The League to Save Lake Tahoe is funding the first study of aquatic herbicides at Lake Tahoe. The lagoons at the Tahoe Keys are frozen right now, but invasive weeds, which are dominant in the summer, lurk beneath the ice.
"[It - Eurasian Watermilfoil] makes it look like a big swamp," says John Larson of the Tahoe Keys Property Owner's Association.
The weed is choking 90 percent of the lagoons. Now, another more aggressive species - Curly Leaf Pond Weed - is starting to take over, too.
“Curly Leaf Pond Weed is not widely spread around Lake Tahoe and if it does [spread], it is a downward spiral from there,” says Nick Petrell of the Tahoe Keys Property Owner's Association.
Petrell rents boats at the keys and sees them carrying the invasive species out into other parts of the lake.
“By the time our customers get from here to the channel, half the time they will suck up weeds,” says Petrell.
Just a fragment of a weed can start an infestation and stopping the spread is essential for authorities.
Larson says this dynamic threatens the very identity of the Keys as a boating community.
“At some point in time, somebody is going to say, 'well, gee should we allow boats in and out of the keys?' For 30 years, the 1,500 Keys’ homeowners have spent more than $10 million using nine methods trying to beat back the weeds. But the weeds only multiplied – 100 fold," says Larson. “It comes back bigger, badder and stronger.”

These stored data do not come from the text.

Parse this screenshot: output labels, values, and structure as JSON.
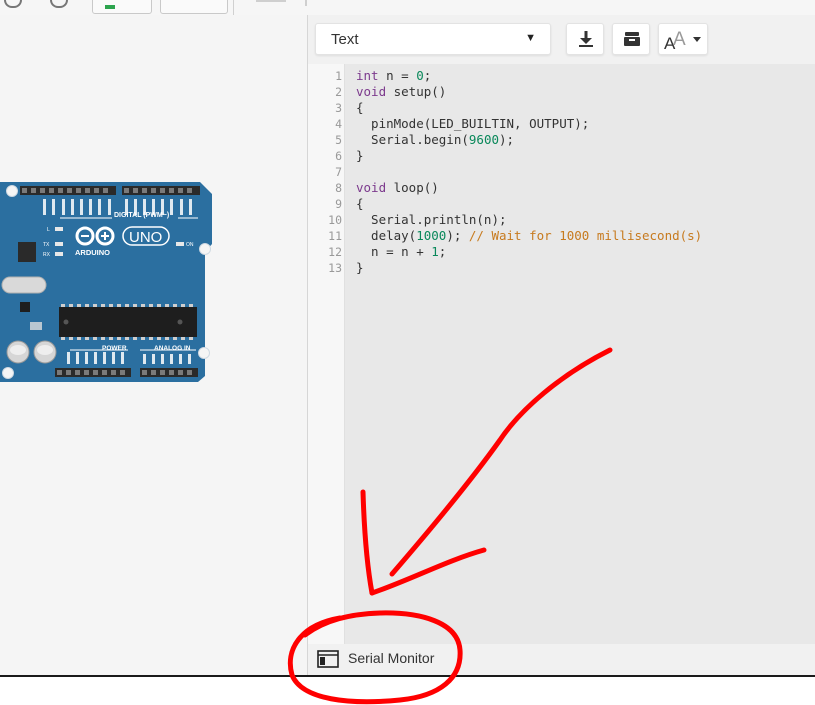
{
  "code_panel": {
    "mode_dropdown": {
      "selected": "Text"
    },
    "buttons": {
      "download_icon": "download-icon",
      "library_icon": "library-icon",
      "font_size_icon": "font-size-icon"
    }
  },
  "editor": {
    "line_numbers": [
      "1",
      "2",
      "3",
      "4",
      "5",
      "6",
      "7",
      "8",
      "9",
      "10",
      "11",
      "12",
      "13"
    ]
  },
  "board": {
    "name": "ARDUINO",
    "model": "UNO",
    "label_digital": "DIGITAL (PWM~)",
    "label_power": "POWER",
    "label_analog": "ANALOG IN",
    "label_on": "ON",
    "label_tx": "TX",
    "label_rx": "RX",
    "label_l": "L"
  },
  "bottom": {
    "serial_monitor_label": "Serial Monitor"
  },
  "colors": {
    "board_blue": "#2b6fa0",
    "annotation_red": "#ff0000",
    "keyword": "#7c3a8d",
    "number": "#09885a",
    "comment": "#c77a1e"
  }
}
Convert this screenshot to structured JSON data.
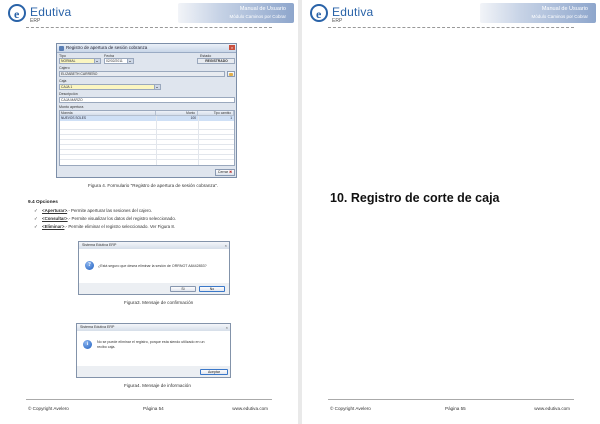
{
  "header": {
    "logo_text": "Edutiva",
    "logo_sub": "ERP",
    "banner_title": "Manual de Usuario",
    "banner_subtitle": "Módulo Caminos por Cobrar"
  },
  "page_left": {
    "dialog": {
      "title": "Registro de apertura de sesión cobranza",
      "tipo_label": "Tipo",
      "tipo_value": "NORMAL",
      "fecha_label": "Fecha",
      "fecha_value": "02/02/2011",
      "estado_label": "Estado",
      "estado_value": "REGISTRADO",
      "cajero_label": "Cajero",
      "cajero_value": "ELIZABETH CARREÑO",
      "caja_label": "Caja",
      "caja_value": "CAJA 1",
      "descripcion_label": "Descripción",
      "descripcion_value": "CAJA MARZO",
      "monto_label": "Monto apertura",
      "grid_headers": [
        "Moneda",
        "Monto",
        "Tipo cambio"
      ],
      "grid_row": [
        "NUEVOS SOLES",
        "100",
        "1"
      ],
      "cerrar_label": "Cerrar"
    },
    "figure4_caption": "Figura 4. Formulario \"Registro de apertura de sesión cobranza\".",
    "section_title": "9.4 Opciones",
    "bullets": [
      {
        "check": "✓",
        "key": "<Aperturar>",
        "text": ".- Permite aperturar las sesiones del cajero."
      },
      {
        "check": "✓",
        "key": "<Consultar>",
        "text": ".- Permite visualizar los datos del registro seleccionado."
      },
      {
        "check": "✓",
        "key": "<Eliminar>",
        "text": ".- Permite eliminar el registro seleccionado. Ver Figura 8."
      }
    ],
    "confirm_dialog": {
      "title": "Sistema Edutiva ERP",
      "message": "¿Está seguro que desea eliminar la sesión de ORRNOT A8442853?",
      "yes_label": "Sí",
      "no_label": "No"
    },
    "figure3_caption": "Figura3. Mensaje de confirmación",
    "info_dialog": {
      "title": "Sistema Edutiva ERP",
      "message_line1": "No se puede eliminar el registro, porque esta siendo utilizado en un",
      "message_line2": "recibo caja.",
      "ok_label": "Aceptar"
    },
    "figure4b_caption": "Figura4. Mensaje de información",
    "footer": {
      "copyright": "© Copyright Avelero",
      "page": "Página 54",
      "web": "www.edutiva.com"
    }
  },
  "page_right": {
    "title": "10. Registro de corte de caja",
    "footer": {
      "copyright": "© Copyright Avelero",
      "page": "Página 55",
      "web": "www.edutiva.com"
    }
  }
}
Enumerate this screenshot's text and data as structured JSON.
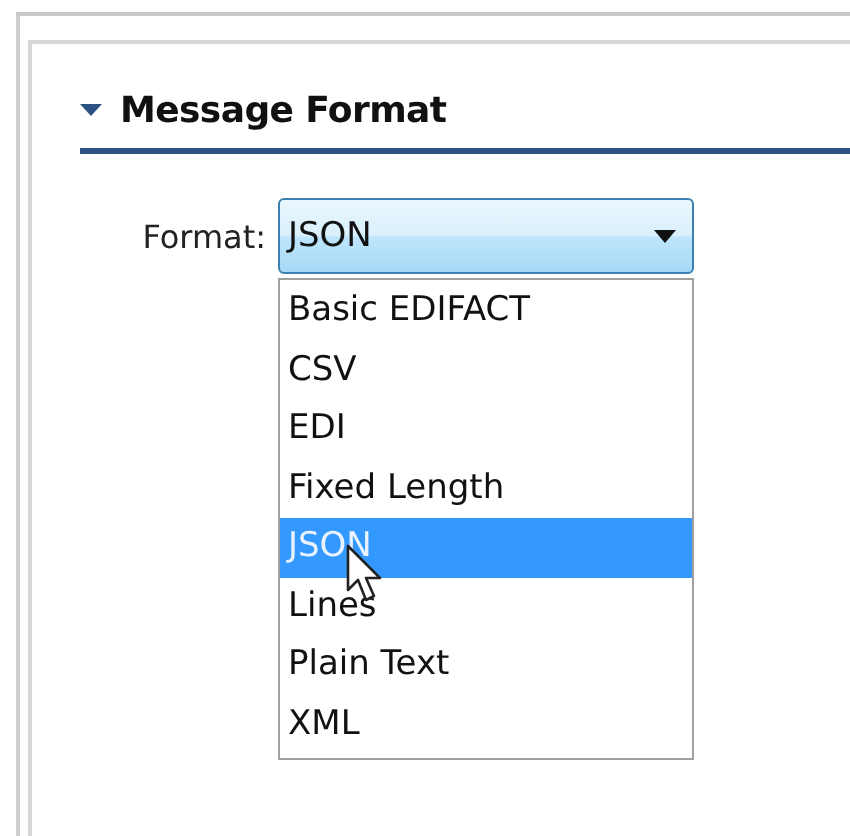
{
  "section": {
    "title": "Message Format",
    "expanded": true
  },
  "format": {
    "label": "Format:",
    "value": "JSON",
    "open": true,
    "options": [
      {
        "label": "Basic EDIFACT",
        "selected": false
      },
      {
        "label": "CSV",
        "selected": false
      },
      {
        "label": "EDI",
        "selected": false
      },
      {
        "label": "Fixed Length",
        "selected": false
      },
      {
        "label": "JSON",
        "selected": true
      },
      {
        "label": "Lines",
        "selected": false
      },
      {
        "label": "Plain Text",
        "selected": false
      },
      {
        "label": "XML",
        "selected": false
      }
    ]
  }
}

Jesse Patterson is an aquatic biologist and the Deputy Director of the League to Save Lake Tahoe. The league has pledged $100,000 to help the Keys Property owners test a new method to kill the weeds, EPA-approved aquatic herbicides.
“We think that the way that the Tahoe Keys have designed their test has enough safeguards in place that this test will not in any way put the lake at risk,” says Patterson.
The testing starts next spring and the herbicides will only be applied to a fraction of the lagoons.